第八十三話 別の世界

何故、ヨットやるかって面白いからですが、それはヨットという世界を手に入れたいからです。多くの人達が手にしていない、これまでには無い別の世界です。それを味わ得るのは、ヨットをやる人達だけです。そして、さらに、何故、練習してうまくなろうとするかと言えば、セーリングをさらに高めて、洗練されたセーリングの世界を手に入れる為です。さらに面白い世界を手に入れる為であり、これも、そうする人達だけが手に入れる世界です。

我々が何かをしようとする時、それはその世界を手に入れる事、これまでとは違うべつの世界を味わう事、こう考えますと、我々はいろんな世界を手に入れていくわけですが、できるだけたくさんの世界を手に入れて、味わっていく方が結局は面白いという事になると思います。
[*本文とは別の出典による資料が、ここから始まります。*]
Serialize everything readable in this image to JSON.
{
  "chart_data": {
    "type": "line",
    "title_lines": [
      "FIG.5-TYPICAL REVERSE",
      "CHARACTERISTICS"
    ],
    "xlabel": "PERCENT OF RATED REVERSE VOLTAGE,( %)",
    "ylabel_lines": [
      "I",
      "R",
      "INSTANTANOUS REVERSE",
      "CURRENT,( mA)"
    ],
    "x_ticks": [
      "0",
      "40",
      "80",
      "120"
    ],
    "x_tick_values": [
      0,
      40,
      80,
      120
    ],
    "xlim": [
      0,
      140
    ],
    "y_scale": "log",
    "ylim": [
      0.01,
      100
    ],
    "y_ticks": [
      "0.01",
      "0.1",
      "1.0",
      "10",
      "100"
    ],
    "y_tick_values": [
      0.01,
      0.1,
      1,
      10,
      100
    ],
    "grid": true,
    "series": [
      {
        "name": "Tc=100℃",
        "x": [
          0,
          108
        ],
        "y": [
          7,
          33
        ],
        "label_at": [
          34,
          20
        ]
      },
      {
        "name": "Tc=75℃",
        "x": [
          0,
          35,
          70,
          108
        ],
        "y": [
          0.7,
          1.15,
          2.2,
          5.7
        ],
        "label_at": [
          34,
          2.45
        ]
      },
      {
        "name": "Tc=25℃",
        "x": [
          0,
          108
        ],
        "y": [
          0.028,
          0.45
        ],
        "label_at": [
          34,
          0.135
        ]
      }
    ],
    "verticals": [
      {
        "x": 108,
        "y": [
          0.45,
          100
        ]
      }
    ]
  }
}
食事をする時だって、おかずはひとつよりも二つ、二つよりも三つ、多い方が食事が美味しくなりますし、そのひとつひとつのおかずも、まずいよりは美味しい方が良い。という事は、それぞれが美味しくて、しかもたくさんの種類があった方が良いという事になります。

ヨットという世界を手に入れたら、それを美味しく料理して、微風、軽風、中風、強風とそれぞれに料理をします。さらに、上り、下り、横風、いろんな角度も料理しますし、それぞれが上手く料理されて、たくさんの種類を味わうと、セーリングも一層おいしくなります。ですから、練習が必要という事になります。それなしでは、その美味しさは味わえません。

どうせやるなら、美味しくいただきたい。それも全部自分次第という事になります。世界をひとつ手にれたら、それを洗練させて、より美味しく料理をする。ヨットというひとつの世界にも、たくさんの細かいそれぞれの世界があって、それらをどう味わうか、それはどんな世界を手に入れるかという事になると思います。

新しい世界をどのように料理するか? 動かないヨットが多いですが、それはそういう世界を手に入れた事になります。果たして、それは望んだ世界でしょうか? そうでは無かったはずです。そんな世界を求めたわけじゃない。だったら、どう料理したら良いかを考える余地があると思います。好きに料理をして、それを味わう。味が好みでは無かったら料理の仕方を変えます。

ヨットを始めるというのは、たったひとつの行為ではありますが、でも、その世界をひとつ手に入れたと考えますと、おろそかににはできないな〜と思います。

上りと下りは厳密に言うと別の世界、微風や強風も別の世界、ですから、ジェネカーを使うのも別の世界です。ひとつひとつ、それぞれの世界があり、それを手に入れるかかどうか、そして、手に入れたら、どう料理するか? 我々の世界はそれにかかっているのではないでしょうか?

もちろん、クルージングの世界もあります。レースの世界もあります。さらに、ピクニックや宴会や別荘的な世界もあります。本当は何だって良い。しかし、手に入れた世界をどう料理するかにかかっていると思います。